A atual situação do Afeganistão tem gerado curiosidade e preocupação na população a nível global. Após 20 anos afastado do poder (depois de ter sido derrotado pela invasão norte-americana), o grupo extremista Talibã retomou o governo do país, no Oriente Médio, ocasionando medo pela volta dos tempos mais sombrios da história do país. Enquanto esteve no domínio, entre os anos de 1996 a 2001, o Talibã proibia mulheres de saírem de casa sem a companhia de um homem, estudar e trabalhar, e fomentava outras práticas abusivas e de perdas de direito no geral.
Para o professor de Direito Constitucional da UNIAESO, João Paulo Allain, para entender o cenário atual do Afeganistão é preciso voltar no tempo, pelo menos, até a década de 70, no contexto da Guerra Fria. “Quando a União Soviética esteve presente no Afeganistão, as milícias, que deram origem ao Talibã, eram aliadas dos Estados Unidos. Os EUA treinaram e instrumentalizaram essas milícias exatamente pelo interesse que eles tinham em ocupar o território contra o avanço da União Soviética. No filme Rambo 3, por exemplo, é possível ver os talibãs como aliados do protagonista. Os talibãs foram, de alguma forma, estimulados pelos americanos para permanecerem no território afegão como contraponto ao avanço comunista da União Soviética”, explica.
“De lá para cá, tivemos algumas mudanças nesse cenário, a partir do momento que vemos o ataque da Al-Qaeda ao World Trade Center, em Nova York, no 11 de setembro, e o suporte do talibã ao líder do atentado, Osama bin Laden. Os americanos não gostaram dessa situação e resolveram derrubar o governo talibã, neutralizando a ameaça e prometendo levar a democracia para o Afeganistão”, completa.
Após quase 20 anos de conflito (a guerra mais longa da América), os EUA, em cumprimento à promessa feita pelo presidente Joe Biden, decidiu retirar as tropas estadunidenses do território afegão, abrindo espaço para a retomada do Talibã, que derrotou as forças de segurança locais quase sem resistência.
“Assim, temos uma reviravolta nos encaminhamentos das coisas pela Asias e Oriente Médio. O avanço do Talibã no Afeganistão representa o ponto de inflexão na agenda de costume, sobretudo, porque o grupo pretende implementar a lei islâmica, que implica em diminuição de protagonismo e direito a mulheres e meninas. Essas não podem estudar, trabalhar, e só aparecem em público vestindo a burca. É uma situação extremamente complicada”, pontua.

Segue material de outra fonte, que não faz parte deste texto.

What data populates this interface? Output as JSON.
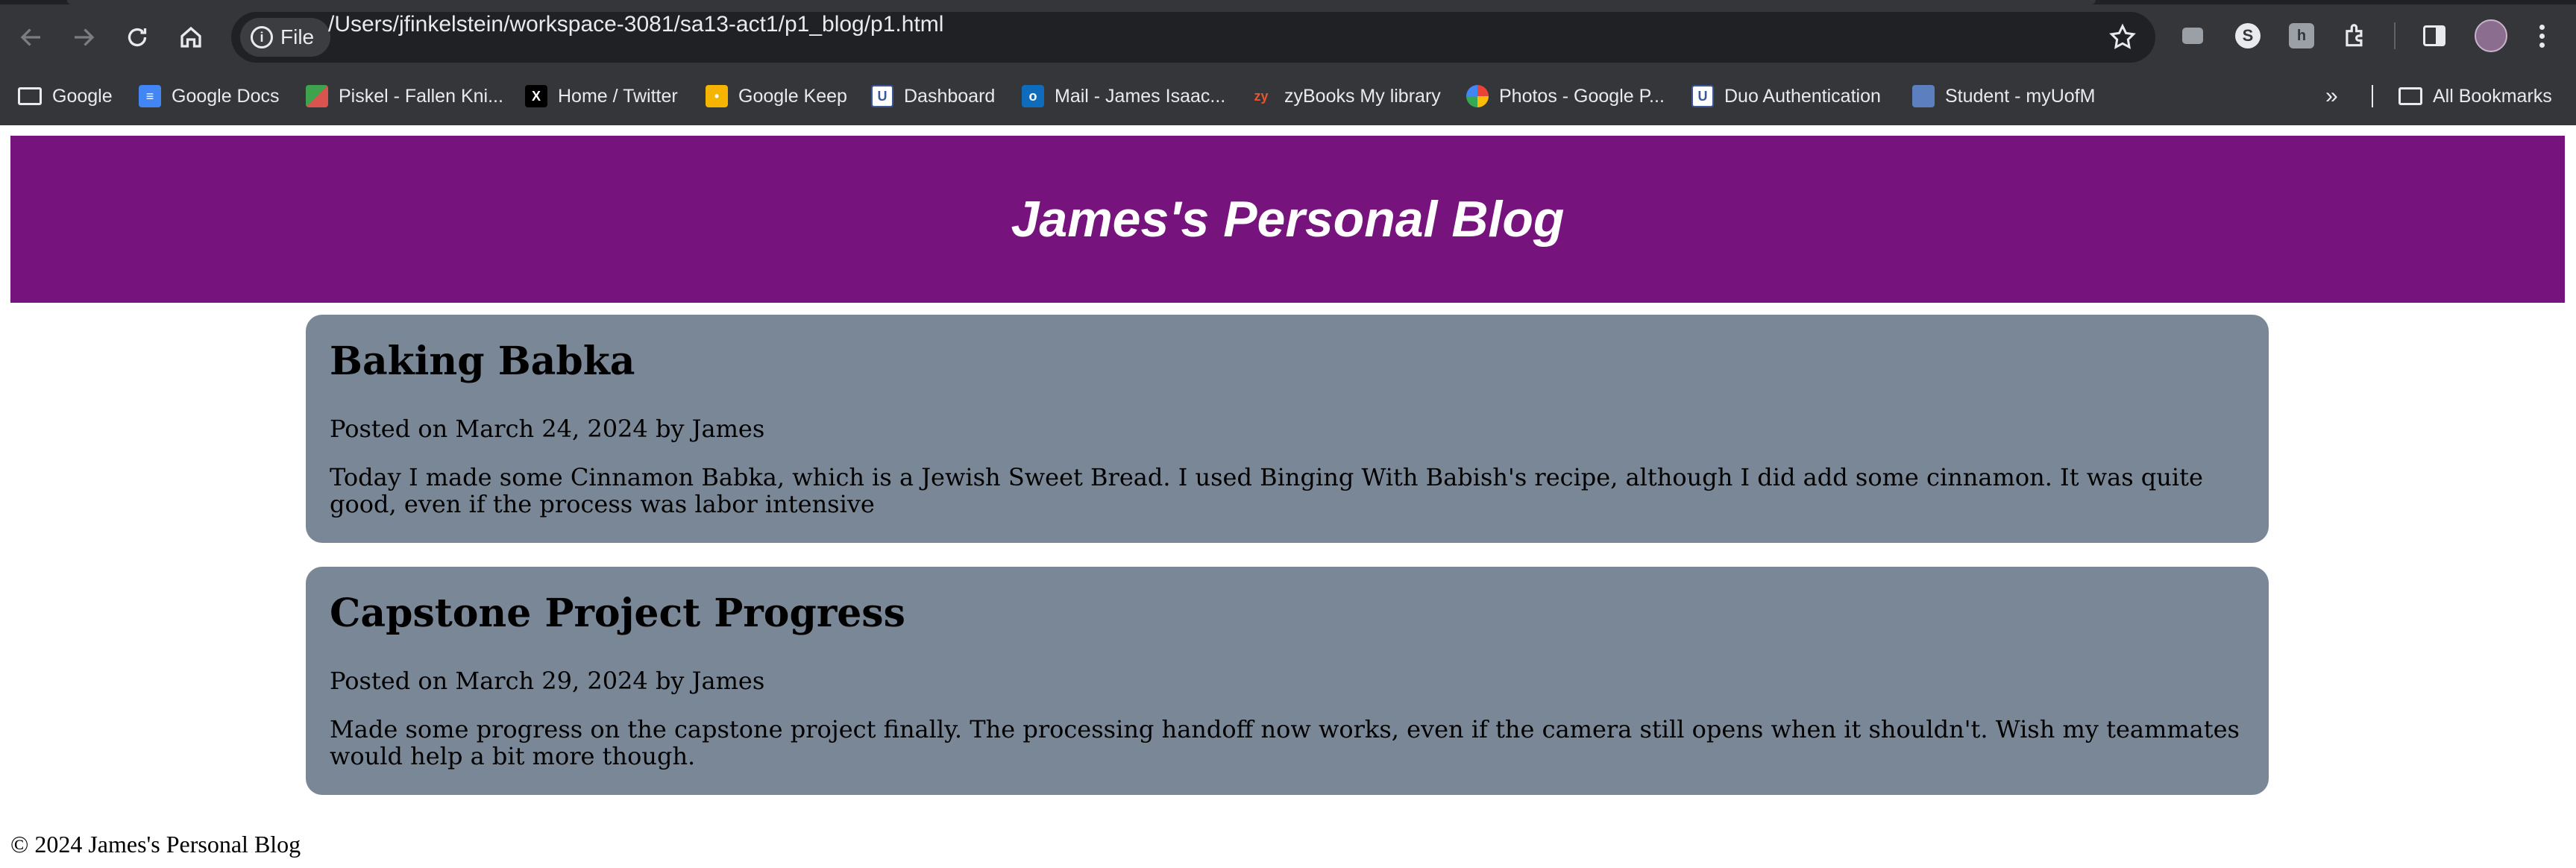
{
  "browser": {
    "url_chip": "File",
    "url": "/Users/jfinkelstein/workspace-3081/sa13-act1/p1_blog/p1.html",
    "bookmarks": [
      {
        "label": "Google",
        "icon": "folder-icon"
      },
      {
        "label": "Google Docs",
        "icon": "google-docs-icon",
        "color": "#4285f4"
      },
      {
        "label": "Piskel - Fallen Kni...",
        "icon": "piskel-icon",
        "color": "#3fa34d"
      },
      {
        "label": "Home / Twitter",
        "icon": "x-icon",
        "color": "#000000"
      },
      {
        "label": "Google Keep",
        "icon": "google-keep-icon",
        "color": "#f4b400"
      },
      {
        "label": "Dashboard",
        "icon": "dashboard-icon",
        "color": "#3b5998"
      },
      {
        "label": "Mail - James Isaac...",
        "icon": "outlook-icon",
        "color": "#0f6cbd"
      },
      {
        "label": "zyBooks My library",
        "icon": "zybooks-icon",
        "color": "#e4572e"
      },
      {
        "label": "Photos - Google P...",
        "icon": "google-photos-icon",
        "color": "#ea4335"
      },
      {
        "label": "Duo Authentication",
        "icon": "duo-icon",
        "color": "#3b5998"
      },
      {
        "label": "Student - myUofM",
        "icon": "student-icon",
        "color": "#5b7fbf"
      }
    ],
    "all_bookmarks": "All Bookmarks"
  },
  "page": {
    "title": "James's Personal Blog",
    "header_color": "#76137c",
    "post_color": "#7a8797",
    "posts": [
      {
        "title": "Baking Babka",
        "meta": "Posted on March 24, 2024 by James",
        "body": "Today I made some Cinnamon Babka, which is a Jewish Sweet Bread. I used Binging With Babish's recipe, although I did add some cinnamon. It was quite good, even if the process was labor intensive"
      },
      {
        "title": "Capstone Project Progress",
        "meta": "Posted on March 29, 2024 by James",
        "body": "Made some progress on the capstone project finally. The processing handoff now works, even if the camera still opens when it shouldn't. Wish my teammates would help a bit more though."
      }
    ],
    "footer": "© 2024 James's Personal Blog"
  }
}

Segundo o docente, a saída dos EUA do Afeganistão também deixa um espaço de poder geopolítico aberto. “A China e a Rússia já declararam apoio ao novo governo, de olho em um contexto geopolítico totalmente diferente dos EUA. Isso pode ter repercussões para o mundo inteiro, para além da crise humanitária, com a fuga de pessoas e a necessidade de proteção. O mundo precisa observar e cuidar para enfrentar esse desafio, que pode ter desdobramentos imprevisíveis para o futuro”, pondera.
Para João Paulo, a contenção do grupo extremista não é algo fácil. “Passaram-se 20 anos e os EUA não conseguiram neutraliza-los. Prova disso é que eles apareceram com muito mais força agora. Esperava-se que eles conseguissem tomar o país em muito mais tempo do que eles fizeram. Em uma semana tomaram conta de todo território nacional. Agora é preciso esforço de diplomacias internacionais, observância de princípios que representam conquistas ocidentais, mas que são exatamente isso que o talibã nega. Toda essa situação fica um tanto complicada. Acho que fica a lição do que é a deterioração da democracia e as brechas que existem para esses grupos conservadores que negam as tradições de direitos humanos e igualdade”, conclui.